Some of us do nothing by going to neighborhood health clinics, ensuring that the clinics are up and running and that there are enough medical supplies for the sick. Some of us start the day at ODark:30 and run firing ranges, teach in classrooms, run field drills, help establish and run Iraqi military in-processing stations to train and stand up a national army so we can go home to our loved ones. Some of us do nothing by finding mass graves filled with the bodies of other peoples love ones, innocent men, women, and children, shot execution style in the back of the head, while some of us engage those that filled those graves in intensive fire-fights.
We do all this in the hot sun, dressed in full combat gear in temperatures that exceed 110 F, while getting shot at. Why? Because if we dont nobody will. If we dont then this Country will descend in chaos. If we dont then children, like the ones we left behind, will go hungry. If we dont then many innocent men, women and children will die to disease, hunger, or violence. We do it because it needs to be done, because if we dont fix this thing the right way then it will be our children we will have to send over here to fix it. We do it because Duty-Honor-Country, because we are American soldiers.
Yes, we prefer NOT doing nothing here, but as the old WW1 song goes, "..we wont be back, till its over, over there..." So to our families, we say, we love you, we miss you terribly, but we, you and us as a team, are affecting the world for good. You hang in there and help us to hang in there, because we cant do this without you being there for us. We will come home. We want to come home, but we have to come home the right way.
We may wonder if it is worth it. If we hold value to the smile on a grateful childs face because now he or she has running water at school where before they didnt, then it is worth it. If we hold value to the tears coming down a mothers face because some newly acquired medicine just saved the life of her child, then it is worth it.
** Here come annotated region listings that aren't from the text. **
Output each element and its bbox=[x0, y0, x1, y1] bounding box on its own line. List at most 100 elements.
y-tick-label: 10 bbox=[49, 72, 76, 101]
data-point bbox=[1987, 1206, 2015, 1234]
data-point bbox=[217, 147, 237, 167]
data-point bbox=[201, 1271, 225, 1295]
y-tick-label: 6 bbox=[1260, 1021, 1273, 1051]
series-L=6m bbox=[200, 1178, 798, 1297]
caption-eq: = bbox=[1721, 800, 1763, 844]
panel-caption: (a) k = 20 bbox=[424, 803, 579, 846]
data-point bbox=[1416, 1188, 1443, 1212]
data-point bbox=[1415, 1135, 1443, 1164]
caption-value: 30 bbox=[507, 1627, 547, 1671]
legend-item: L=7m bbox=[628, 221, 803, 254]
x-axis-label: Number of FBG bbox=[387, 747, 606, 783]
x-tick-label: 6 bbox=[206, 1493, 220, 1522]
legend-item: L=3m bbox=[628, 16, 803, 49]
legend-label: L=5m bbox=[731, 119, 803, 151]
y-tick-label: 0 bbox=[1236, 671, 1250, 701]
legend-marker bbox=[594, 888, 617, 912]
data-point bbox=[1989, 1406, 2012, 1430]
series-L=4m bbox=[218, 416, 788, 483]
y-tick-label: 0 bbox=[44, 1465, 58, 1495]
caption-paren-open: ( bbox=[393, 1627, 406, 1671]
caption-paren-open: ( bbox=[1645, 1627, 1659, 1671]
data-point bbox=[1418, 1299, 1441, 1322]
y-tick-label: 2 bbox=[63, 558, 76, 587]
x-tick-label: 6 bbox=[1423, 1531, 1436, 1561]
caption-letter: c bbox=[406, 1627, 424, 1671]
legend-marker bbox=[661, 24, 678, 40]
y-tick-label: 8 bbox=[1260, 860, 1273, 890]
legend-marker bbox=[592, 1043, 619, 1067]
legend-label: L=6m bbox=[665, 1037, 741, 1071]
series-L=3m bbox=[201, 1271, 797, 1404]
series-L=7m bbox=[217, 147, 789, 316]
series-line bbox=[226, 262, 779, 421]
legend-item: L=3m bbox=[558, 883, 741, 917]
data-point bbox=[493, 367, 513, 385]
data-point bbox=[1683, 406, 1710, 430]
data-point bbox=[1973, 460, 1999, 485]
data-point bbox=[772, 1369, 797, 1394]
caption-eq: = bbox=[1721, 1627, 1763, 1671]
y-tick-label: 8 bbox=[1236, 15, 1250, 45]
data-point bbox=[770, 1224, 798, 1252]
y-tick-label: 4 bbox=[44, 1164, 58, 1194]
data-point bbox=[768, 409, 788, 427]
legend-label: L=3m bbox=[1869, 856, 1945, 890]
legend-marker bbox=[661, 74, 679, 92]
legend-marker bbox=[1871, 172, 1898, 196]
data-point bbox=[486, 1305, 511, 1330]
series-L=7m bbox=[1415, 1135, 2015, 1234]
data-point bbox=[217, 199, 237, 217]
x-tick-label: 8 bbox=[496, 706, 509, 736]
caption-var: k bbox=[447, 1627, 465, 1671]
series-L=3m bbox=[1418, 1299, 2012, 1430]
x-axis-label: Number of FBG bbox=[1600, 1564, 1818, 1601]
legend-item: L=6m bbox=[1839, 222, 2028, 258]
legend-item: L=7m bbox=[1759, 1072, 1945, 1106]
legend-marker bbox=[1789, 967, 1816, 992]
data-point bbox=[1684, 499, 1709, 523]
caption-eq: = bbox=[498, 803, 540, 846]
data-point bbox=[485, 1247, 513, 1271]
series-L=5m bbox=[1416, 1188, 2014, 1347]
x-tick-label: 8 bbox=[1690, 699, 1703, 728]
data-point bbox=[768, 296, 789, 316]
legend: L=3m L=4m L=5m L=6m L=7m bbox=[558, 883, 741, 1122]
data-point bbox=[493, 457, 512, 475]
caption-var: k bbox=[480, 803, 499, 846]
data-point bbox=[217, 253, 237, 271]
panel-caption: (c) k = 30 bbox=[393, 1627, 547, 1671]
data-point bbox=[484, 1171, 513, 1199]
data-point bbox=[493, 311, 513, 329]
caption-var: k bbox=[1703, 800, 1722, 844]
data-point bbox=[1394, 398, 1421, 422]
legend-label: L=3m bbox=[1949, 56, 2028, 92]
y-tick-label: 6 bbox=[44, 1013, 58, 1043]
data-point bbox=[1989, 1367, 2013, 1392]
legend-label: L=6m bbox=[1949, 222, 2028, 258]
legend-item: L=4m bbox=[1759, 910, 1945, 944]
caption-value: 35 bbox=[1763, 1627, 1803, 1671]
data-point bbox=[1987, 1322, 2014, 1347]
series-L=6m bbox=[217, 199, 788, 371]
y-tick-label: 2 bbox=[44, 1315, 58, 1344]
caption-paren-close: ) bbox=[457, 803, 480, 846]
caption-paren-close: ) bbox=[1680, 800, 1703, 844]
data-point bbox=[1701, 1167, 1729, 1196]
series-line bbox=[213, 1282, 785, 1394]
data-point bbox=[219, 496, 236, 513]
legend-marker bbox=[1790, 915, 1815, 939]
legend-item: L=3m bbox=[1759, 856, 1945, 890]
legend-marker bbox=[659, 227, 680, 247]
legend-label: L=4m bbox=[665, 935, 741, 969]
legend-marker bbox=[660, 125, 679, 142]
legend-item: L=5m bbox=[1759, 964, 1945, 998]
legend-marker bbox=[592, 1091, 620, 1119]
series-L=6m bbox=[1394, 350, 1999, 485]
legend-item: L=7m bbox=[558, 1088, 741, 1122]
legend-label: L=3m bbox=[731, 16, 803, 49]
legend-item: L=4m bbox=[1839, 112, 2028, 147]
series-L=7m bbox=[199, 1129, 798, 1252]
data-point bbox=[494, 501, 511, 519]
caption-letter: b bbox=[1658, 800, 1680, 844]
If we hold value to fundamentally changing a dictatorial society to a democratic one and giving people their lives back, then it is worth it. If we hold value to our wives, children, and loved ones living in peace at home, free from the fear of terror attack, then it is worth it. The pay isnt much, the hours are long, the food sucks, but the satisfaction is high because we sense in the depth of our souls that here, in Iraq, in this ancient land where the Bible began, that the nothing we are doing is truly Gods own work.